Security policy oversight needed?

Naheem Zaffar naheemzaffar at gmail.com
Thu Nov 19 12:01:00 UTC 2009


2009/11/19 Richard Hughes <hughsient at gmail.com>

> > So if I pick "personal desktop", the change you made makes sense. If on
> > the other hand, I choose "workstation" profile, I would obviously need a
> > more locked down profile.
>
> Surely if you're deploying a workstation (1000s of workstations?) you
> would just ship an extra package that set the PolicyKit policies
> according to the domain policy, so if I was a school, I would allow
> the active users to unplug removable drives, but not detach physical
> drives. I would also stop them installing and upgrading (not even give
> them the option to enter a root password) and also lock down who can
> change the clock. I would also prevent them from installing debuginfo
> files and being able to set thier audio system to real-time priority.
>
> The real argument is what set of users upstream software should
> target. There's an argument for upstream to default to "no" for all
> actions and for the admin to install a policy for "desktop",
> "workstation" etc, but then there's just the related problem of what
> policy package to choose by default for "Fedora".
>

Why not choose them all?

What about having packaged policy profiles?
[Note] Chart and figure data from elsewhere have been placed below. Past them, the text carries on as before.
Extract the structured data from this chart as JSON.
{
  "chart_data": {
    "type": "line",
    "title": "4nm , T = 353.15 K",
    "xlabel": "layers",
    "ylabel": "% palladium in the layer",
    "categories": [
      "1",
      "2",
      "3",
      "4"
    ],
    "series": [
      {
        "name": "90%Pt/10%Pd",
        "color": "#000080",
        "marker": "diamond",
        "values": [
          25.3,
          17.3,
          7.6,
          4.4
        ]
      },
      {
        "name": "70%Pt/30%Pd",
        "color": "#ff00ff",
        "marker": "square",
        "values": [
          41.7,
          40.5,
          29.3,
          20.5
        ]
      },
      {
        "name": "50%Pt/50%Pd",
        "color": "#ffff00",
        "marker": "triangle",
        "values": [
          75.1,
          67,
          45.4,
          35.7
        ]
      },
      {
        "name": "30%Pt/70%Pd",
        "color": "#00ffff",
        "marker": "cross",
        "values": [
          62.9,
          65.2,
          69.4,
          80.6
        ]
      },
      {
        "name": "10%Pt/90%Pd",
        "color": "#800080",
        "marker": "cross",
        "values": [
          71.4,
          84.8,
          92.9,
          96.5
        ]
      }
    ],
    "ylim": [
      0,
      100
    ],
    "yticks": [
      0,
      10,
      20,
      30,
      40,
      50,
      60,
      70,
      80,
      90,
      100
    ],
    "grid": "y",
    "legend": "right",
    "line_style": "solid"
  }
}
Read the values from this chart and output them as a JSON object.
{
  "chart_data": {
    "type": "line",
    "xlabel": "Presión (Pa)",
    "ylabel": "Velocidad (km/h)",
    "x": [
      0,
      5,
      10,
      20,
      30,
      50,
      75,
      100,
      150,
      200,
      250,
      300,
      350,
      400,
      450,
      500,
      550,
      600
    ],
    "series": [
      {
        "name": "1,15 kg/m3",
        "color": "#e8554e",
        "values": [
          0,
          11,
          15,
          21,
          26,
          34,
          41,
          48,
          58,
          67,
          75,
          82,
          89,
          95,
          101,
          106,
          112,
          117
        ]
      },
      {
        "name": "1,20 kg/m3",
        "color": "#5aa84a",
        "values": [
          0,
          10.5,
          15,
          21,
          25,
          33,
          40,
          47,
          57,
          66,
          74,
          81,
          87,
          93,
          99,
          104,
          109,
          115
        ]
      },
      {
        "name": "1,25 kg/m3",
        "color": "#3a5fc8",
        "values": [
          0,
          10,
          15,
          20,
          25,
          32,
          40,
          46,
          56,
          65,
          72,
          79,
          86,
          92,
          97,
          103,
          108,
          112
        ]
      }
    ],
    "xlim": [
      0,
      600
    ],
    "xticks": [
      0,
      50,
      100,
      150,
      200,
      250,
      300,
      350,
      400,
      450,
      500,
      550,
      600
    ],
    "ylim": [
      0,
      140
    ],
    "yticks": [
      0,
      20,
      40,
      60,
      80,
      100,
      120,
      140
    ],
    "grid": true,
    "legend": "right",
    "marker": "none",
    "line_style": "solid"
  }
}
policykit-profile-i-am-paranoid
policykit-profile-server
policykit-profile-controlled-deployment
policykit-profile-personal-desktop

In the live CD install the last one by default, on the DVD, choose the
server option. Either way, since it is a packaged profile, all someone will
need to do to change to a different one is replace the RPM package with
something appropriate.

In this case, I do not think it is an either/or situation.